La couleur d’une blouse d’hôpital
Holding On, c’est l’histoire de Billy Kerr, qui donne son sous-titre au jeu (nous y reviendrons). Billy a un AVC en plein long-courrier en provenance de l’Australie et à destination de l’Europe… et il devient mutique, à l’exception de rares épisodes décousus. Vous ? Vous êtes les infirmiers d’un service de soins palliatifs : oui, Billy mourra. Il ne sera pas le meuble (l’étagère) (IKEA/Billy/Étagère. C’est placé, je peux mourir de honte) du service. Et sa fin arrive bientôt. Mais dans ses mots, ses attitudes, vous voyez l’ombre du passé : un passé qu’il vous faut découvrir.
En termes de gameplay, l’objectif est (souvent, car renouvelé de partie en partie) de reconstruire des fresques de la vie de Billy, de tenter de comprendre qui sont ces personnes dont il parle, de recoller les morceaux épars de sa mémoire pour tisser une toile cohérente… tout en maintenant Billy en vie. Car vous ne voudriez pas qu’il parte avec des regrets, si ?
C’est à la fois l’attrait et la difficulté de Holding On : y jouer n’est pas “traditionnellement” fun. Il n’y a pas le plaisir presque enfantin d’un party game, ni le power fantasy qui vous fait vous sentir balaise. Il y a une volonté artistique de vous faire vous sentir impuissant vis-à-vis du monde, de vous plonger dans un univers froid comme une blouse d’hôpital. Mais en même temps, c’est aussi une expérience dans laquelle on se plonge parce qu’on recherche quelque chose, peut-être une sorte de catharsis ludique, celle-là même qui rend les films catastrophe ou d’horreur plaisants au bout du compte.
La vie trouble de Billy Kerr
La vie de Billy est bien particulière par endroits : on comprendra rapidement, par exemple, que les liens avec l’Irlande du Nord (d’où vient Billy) n’ont rien d’anodin. On découvre un paysage méticuleux, iconographié, toujours parcellaire ou appelant un autre souvenir qu’on ne trouvera jamais.
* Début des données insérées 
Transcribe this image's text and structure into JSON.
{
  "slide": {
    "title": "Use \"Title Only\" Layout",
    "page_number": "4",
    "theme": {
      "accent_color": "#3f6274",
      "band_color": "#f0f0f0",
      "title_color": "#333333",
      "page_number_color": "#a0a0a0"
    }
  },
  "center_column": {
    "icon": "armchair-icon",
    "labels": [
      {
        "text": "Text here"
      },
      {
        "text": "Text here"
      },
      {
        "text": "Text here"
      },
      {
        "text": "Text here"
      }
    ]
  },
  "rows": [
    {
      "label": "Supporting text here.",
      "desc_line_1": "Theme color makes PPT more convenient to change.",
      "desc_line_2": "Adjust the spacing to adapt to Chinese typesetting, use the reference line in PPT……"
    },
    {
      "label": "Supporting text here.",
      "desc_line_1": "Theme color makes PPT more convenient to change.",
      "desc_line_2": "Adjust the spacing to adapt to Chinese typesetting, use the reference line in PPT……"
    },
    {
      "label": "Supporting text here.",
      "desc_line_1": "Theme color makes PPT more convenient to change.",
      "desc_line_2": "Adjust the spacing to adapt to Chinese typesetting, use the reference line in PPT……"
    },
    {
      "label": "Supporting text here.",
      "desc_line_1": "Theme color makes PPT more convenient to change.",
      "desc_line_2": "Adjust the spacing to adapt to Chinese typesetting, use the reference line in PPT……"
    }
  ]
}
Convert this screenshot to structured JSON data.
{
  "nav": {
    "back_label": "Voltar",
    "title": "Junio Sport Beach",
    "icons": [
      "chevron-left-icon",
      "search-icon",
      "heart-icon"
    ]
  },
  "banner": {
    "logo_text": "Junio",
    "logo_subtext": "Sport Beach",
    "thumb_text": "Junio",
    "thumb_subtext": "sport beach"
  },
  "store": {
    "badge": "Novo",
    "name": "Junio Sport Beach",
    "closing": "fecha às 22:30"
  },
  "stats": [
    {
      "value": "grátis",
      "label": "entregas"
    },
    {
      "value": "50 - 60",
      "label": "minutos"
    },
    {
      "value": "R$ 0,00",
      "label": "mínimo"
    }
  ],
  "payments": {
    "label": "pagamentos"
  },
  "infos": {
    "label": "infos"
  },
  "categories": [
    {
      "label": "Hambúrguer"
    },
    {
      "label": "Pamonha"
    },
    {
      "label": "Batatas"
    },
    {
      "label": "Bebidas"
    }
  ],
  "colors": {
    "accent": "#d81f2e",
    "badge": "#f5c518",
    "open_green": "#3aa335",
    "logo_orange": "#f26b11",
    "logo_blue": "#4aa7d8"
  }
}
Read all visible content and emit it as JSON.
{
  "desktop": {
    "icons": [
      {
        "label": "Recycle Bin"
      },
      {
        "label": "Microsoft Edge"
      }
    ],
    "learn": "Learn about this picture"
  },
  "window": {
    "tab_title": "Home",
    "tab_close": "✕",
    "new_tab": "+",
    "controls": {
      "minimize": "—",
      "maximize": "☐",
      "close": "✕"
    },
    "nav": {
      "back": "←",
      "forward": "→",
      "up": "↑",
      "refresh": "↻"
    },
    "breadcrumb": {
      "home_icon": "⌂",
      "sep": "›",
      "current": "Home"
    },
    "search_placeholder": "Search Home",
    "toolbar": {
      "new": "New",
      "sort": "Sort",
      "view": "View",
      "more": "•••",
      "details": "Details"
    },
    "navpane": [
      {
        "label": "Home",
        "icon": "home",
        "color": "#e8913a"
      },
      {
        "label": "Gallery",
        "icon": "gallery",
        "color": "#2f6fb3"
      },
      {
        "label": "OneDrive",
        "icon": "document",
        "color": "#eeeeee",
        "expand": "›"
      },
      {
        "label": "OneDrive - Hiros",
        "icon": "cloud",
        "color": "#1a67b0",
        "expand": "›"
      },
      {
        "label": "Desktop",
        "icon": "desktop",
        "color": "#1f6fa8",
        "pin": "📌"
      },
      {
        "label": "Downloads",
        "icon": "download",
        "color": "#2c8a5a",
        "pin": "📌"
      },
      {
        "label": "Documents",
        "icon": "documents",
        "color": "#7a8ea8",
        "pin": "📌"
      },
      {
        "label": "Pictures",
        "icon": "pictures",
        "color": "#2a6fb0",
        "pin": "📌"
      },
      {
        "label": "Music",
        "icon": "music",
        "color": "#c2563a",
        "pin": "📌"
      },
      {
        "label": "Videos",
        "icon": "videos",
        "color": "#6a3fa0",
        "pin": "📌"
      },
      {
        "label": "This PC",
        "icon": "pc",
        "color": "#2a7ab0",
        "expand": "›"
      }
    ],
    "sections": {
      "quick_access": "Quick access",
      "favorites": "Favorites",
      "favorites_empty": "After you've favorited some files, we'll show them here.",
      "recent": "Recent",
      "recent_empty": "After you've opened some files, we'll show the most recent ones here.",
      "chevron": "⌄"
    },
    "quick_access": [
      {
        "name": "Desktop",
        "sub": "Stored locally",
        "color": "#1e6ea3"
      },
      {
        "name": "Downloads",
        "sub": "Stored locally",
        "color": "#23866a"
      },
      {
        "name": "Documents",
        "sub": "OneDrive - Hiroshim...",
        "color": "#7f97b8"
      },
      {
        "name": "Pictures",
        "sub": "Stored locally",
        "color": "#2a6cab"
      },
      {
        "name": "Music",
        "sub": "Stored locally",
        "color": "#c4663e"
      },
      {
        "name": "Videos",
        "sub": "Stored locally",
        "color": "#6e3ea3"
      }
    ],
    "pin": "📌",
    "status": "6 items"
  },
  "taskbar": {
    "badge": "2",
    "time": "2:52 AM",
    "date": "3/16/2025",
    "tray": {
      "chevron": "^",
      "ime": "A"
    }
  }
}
Et pourtant, dès la première ou deuxième partie, on a découvert ces fresques. On sait ou on suppose ce qui s’est passé, et cette vie trouble (à tous les sens du terme) n’est pourtant pas complète.
À nous, infirmiers, de compléter. Toujours compléter, non seulement en constituant et reconstituant le puzzle (très littéral) des souvenirs, mais aussi en avançant dans l’histoire et en reconnectant Billy au présent.
Je ne vous gâche pas plus la découverte ; sachez seulement que de partie en partie, les mécanismes évoluent avec l’histoire, de petites choses qui se révèlent ça et là. Prenez chaque partie comme le chapitre d’une histoire, pensez très fort Legacy sans destruction de matériel, pouf ! Vous y êtes.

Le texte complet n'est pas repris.